Daria Diodato
Severe epileptic encephalopathy with progressive cerebral and cerebellar atrophy and peripheral neuropathy: a new GEMIN5 phenotype?
Autori
- GINEVRA ZANNI (MUSCULAR AND NEURODEGENERATIVE DISEASE UNIT – OSPEDALE PEDIATRICO BAMBINO GESÙ)
- ALESSANDRA TERRACCIANO (MUSCULAR AND NEURODEGENERATIVE DISEASE UNIT – OSPEDALE PEDIATRICO BAMBINO GESÙ)
- PAOLA DE LISO (EPILEPSY AND MOVEMENT DISORDERS NEUROLOGY UNIT – OSPEDALE PEDIATRICO BAMBINO GESÙ)
- CONCETTA LUISI (EPILEPSY AND MOVEMENT DISORDERS NEUROLOGY UNIT – OSPEDALE PEDIATRICO BAMBINO GESÙ)
- MARCELLO NICETA (MOLECULAR GENETICS – OSPEDALE PEDIATRICO BAMBINO GESÙ)
- MARCO TARTAGLIA (MOLECULAR GENETICS – OSPEDALE PEDIATRICO BAMBINO GESÙ)
- ENRICO BERTINI (MUSCULAR AND NEURODEGENERATIVE DISEASE UNIT – OSPEDALE PEDIATRICO BAMBINO GESÙ)
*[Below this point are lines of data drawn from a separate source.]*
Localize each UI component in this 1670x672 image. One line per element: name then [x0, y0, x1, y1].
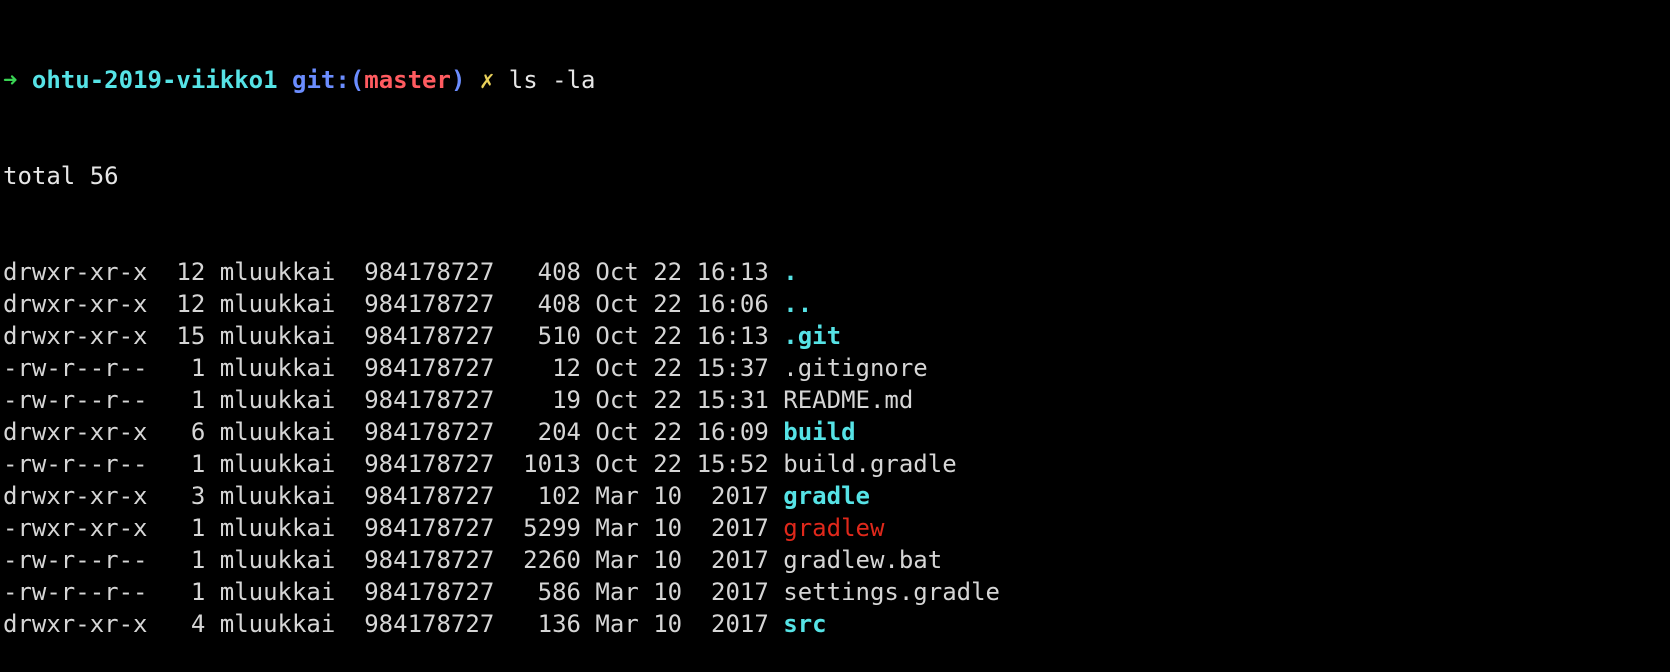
listing-row-details: -rw-r--r-- 1 mluukkai 984178727 12 Oct 2… [3, 354, 784, 382]
listing-row-details: -rw-r--r-- 1 mluukkai 984178727 2260 Mar… [3, 546, 784, 574]
listing-row: drwxr-xr-x 15 mluukkai 984178727 510 Oct… [3, 320, 1670, 352]
listing-row-name: .. [783, 290, 813, 318]
terminal-window[interactable]: ➜ ohtu-2019-viikko1 git:(master) ✗ ls -l… [0, 0, 1670, 638]
listing-row-details: drwxr-xr-x 12 mluukkai 984178727 408 Oct… [3, 290, 784, 318]
listing-row: -rw-r--r-- 1 mluukkai 984178727 586 Mar … [3, 576, 1670, 608]
prompt-git-label: git:( [292, 66, 365, 94]
listing-row-name: gradle [783, 482, 870, 510]
listing-row-name: . [783, 258, 798, 286]
listing-row-name: build.gradle [783, 450, 957, 478]
listing-row-name: .gitignore [783, 354, 928, 382]
prompt-branch: master [364, 66, 451, 94]
listing-row-name: .git [783, 322, 842, 350]
listing-row-details: -rw-r--r-- 1 mluukkai 984178727 586 Mar … [3, 578, 784, 606]
listing-row-name: src [783, 610, 827, 638]
listing-row: drwxr-xr-x 3 mluukkai 984178727 102 Mar … [3, 480, 1670, 512]
listing-row-details: -rw-r--r-- 1 mluukkai 984178727 1013 Oct… [3, 450, 784, 478]
listing-row-name: gradlew.bat [783, 546, 943, 574]
listing-row: -rw-r--r-- 1 mluukkai 984178727 1013 Oct… [3, 448, 1670, 480]
listing-row-details: -rwxr-xr-x 1 mluukkai 984178727 5299 Mar… [3, 514, 784, 542]
prompt-dirty-icon: ✗ [479, 66, 495, 94]
listing-row: -rwxr-xr-x 1 mluukkai 984178727 5299 Mar… [3, 512, 1670, 544]
prompt-directory: ohtu-2019-viikko1 [31, 66, 278, 94]
prompt-arrow-icon: ➜ [3, 66, 18, 94]
listing-row: -rw-r--r-- 1 mluukkai 984178727 2260 Mar… [3, 544, 1670, 576]
total-line: total 56 [3, 162, 119, 190]
listing-row-details: -rw-r--r-- 1 mluukkai 984178727 19 Oct 2… [3, 386, 784, 414]
listing-row: drwxr-xr-x 12 mluukkai 984178727 408 Oct… [3, 288, 1670, 320]
listing-row-details: drwxr-xr-x 3 mluukkai 984178727 102 Mar … [3, 482, 784, 510]
listing-row-name: gradlew [783, 514, 885, 542]
listing-row: drwxr-xr-x 6 mluukkai 984178727 204 Oct … [3, 416, 1670, 448]
listing-row-name: README.md [783, 386, 914, 414]
listing-row: -rw-r--r-- 1 mluukkai 984178727 12 Oct 2… [3, 352, 1670, 384]
listing-row-details: drwxr-xr-x 6 mluukkai 984178727 204 Oct … [3, 418, 784, 446]
prompt-git-close: ) [450, 66, 466, 94]
listing-row-details: drwxr-xr-x 15 mluukkai 984178727 510 Oct… [3, 322, 784, 350]
prompt-command: ls -la [508, 66, 596, 94]
listing-row-name: build [783, 418, 856, 446]
listing-row-details: drwxr-xr-x 12 mluukkai 984178727 408 Oct… [3, 258, 784, 286]
prompt-line: ➜ ohtu-2019-viikko1 git:(master) ✗ ls -l… [3, 64, 1670, 96]
listing-row: drwxr-xr-x 4 mluukkai 984178727 136 Mar … [3, 608, 1670, 640]
listing-row: -rw-r--r-- 1 mluukkai 984178727 19 Oct 2… [3, 384, 1670, 416]
listing-row: drwxr-xr-x 12 mluukkai 984178727 408 Oct… [3, 256, 1670, 288]
listing-row-name: settings.gradle [783, 578, 1001, 606]
listing-row-details: drwxr-xr-x 4 mluukkai 984178727 136 Mar … [3, 610, 784, 638]
file-listing: drwxr-xr-x 12 mluukkai 984178727 408 Oct… [3, 256, 1670, 640]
- ADELE D’AMICO (MUSCULAR AND NEURODEGENERATIVE DISEASE UNIT – OSPEDALE PEDIATRICO BAMBINO GESÙ)
Presentatore
DARIA DIODATO (MUSCULAR AND NEURODEGENERATIVE DISEASE UNIT, OSPEDALE PEDIATRICO BAMBINO GESÙ)
Modalità
Poster Session
Abstract
“Introduction: GEMIN5 is a multifunctional RNA binding protein that controls SMN complex expression (o translation) and assembly. Pathogenic variants in GEMIN5 were mainly found in patients with developmental delay and ataxia associated to cerebellar atrophy. Three patients were reported to present a SMA-like phenotype with early death. De novo variants in KAT6B are associated with two distinct clinical syndromes (SBBYSS; MIM# 603736) (GPS; MIM# 606170) with intermediate phenotypes falling on a spectrum between these two syndromes. Here we present a patient harboring a novel homozygous GEMIN5 variant and a novel KAT6B variant with a clinical picture characterized by epileptic encephalopathy, progressive cerebral and cerebellar atrophy and peripheral neuropathy.
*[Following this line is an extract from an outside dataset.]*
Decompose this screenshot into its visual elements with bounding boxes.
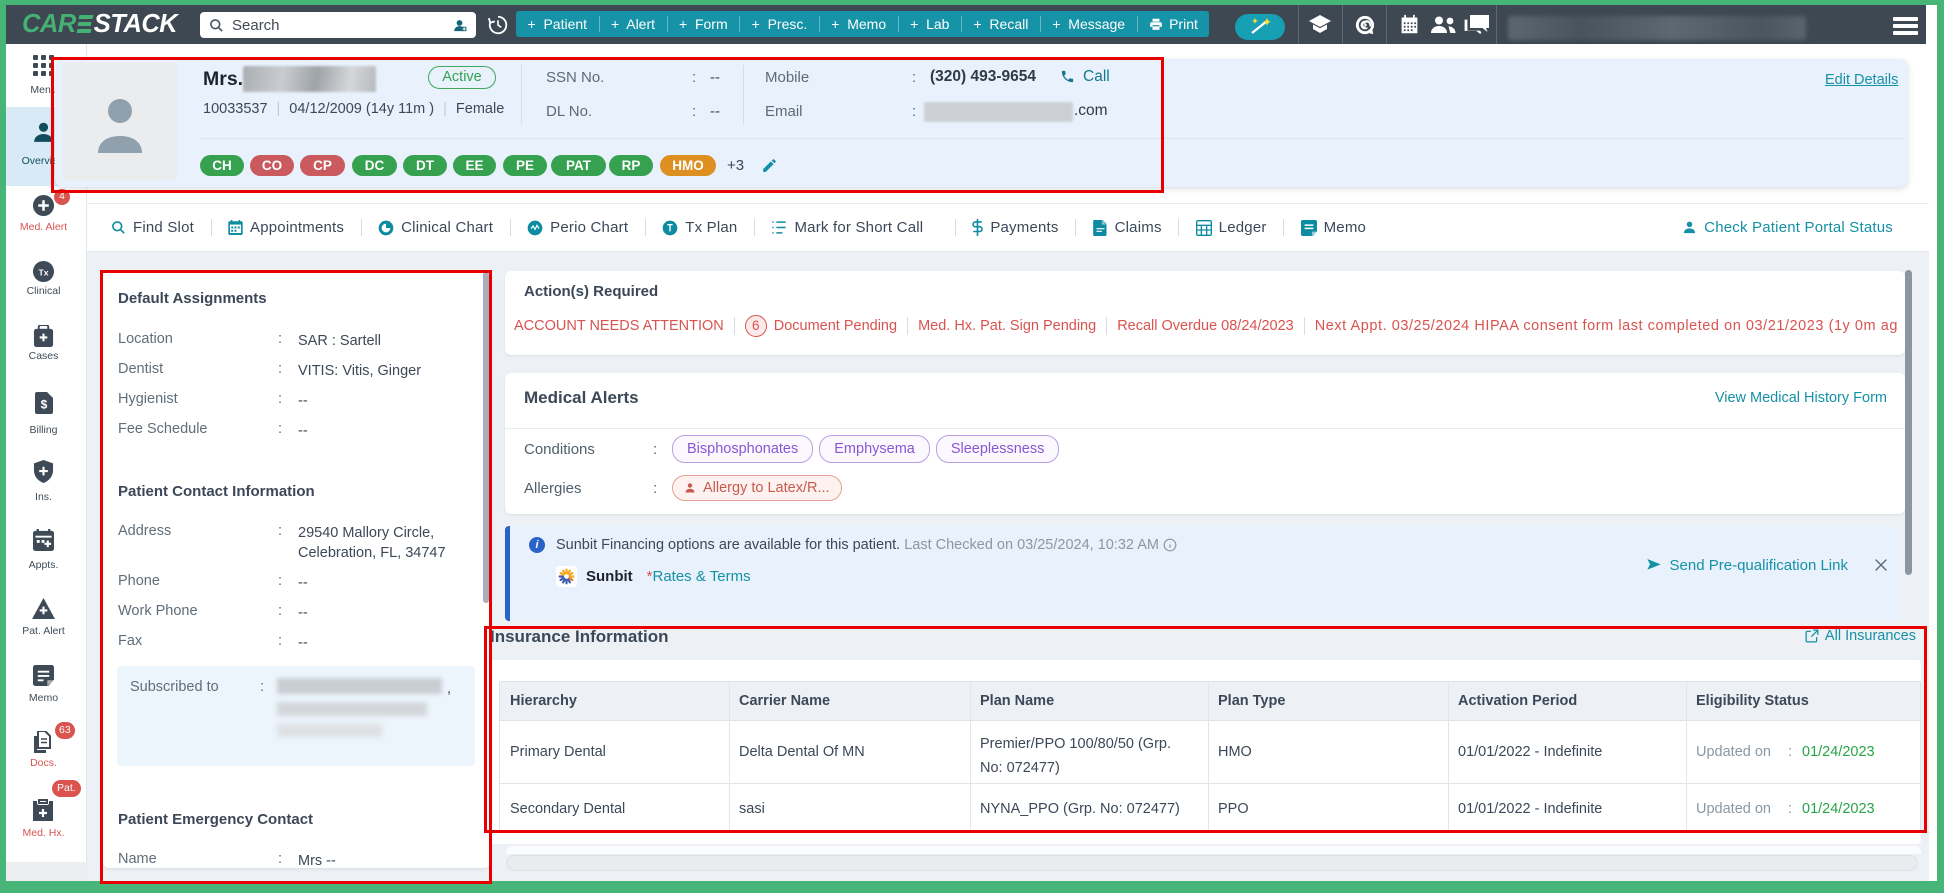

Case reports: Our patient was born by caesarean section and presented severe hypotonia with respiratory distress at birth. He also showed talipes and bilateral hip dislocation. Genetic analyses showed the novel homozygous c.2984T>A (p.Val995Glu) variant in GEMIN5 (ACMG class 3) and a de novo KAT6B variant (c.466G>A; p.Ala156Thr). At 2 months he started to present seizures and EEG disclosed a pattern of epileptic encephalopathy. Serial brain MRIs disclosed progressive cerebral and cerebellar atrophy with T2-hyperintense white matter signal. BAEPs were normal. Electroneurography showed a mixed sensorimotor polyneuropathy. Neurological examination at 2 years showed marked tetraparesis with absent reflexes and no ocular fixation and tracking.
Conclusions: Here we described an early onset phenotype with refractory epilepsy, progressive brain atrophy and peripheral neuropathy. Functional studies are needed to investigate the role of GEMIN5 and KAT6B variants in determining the phenotype.”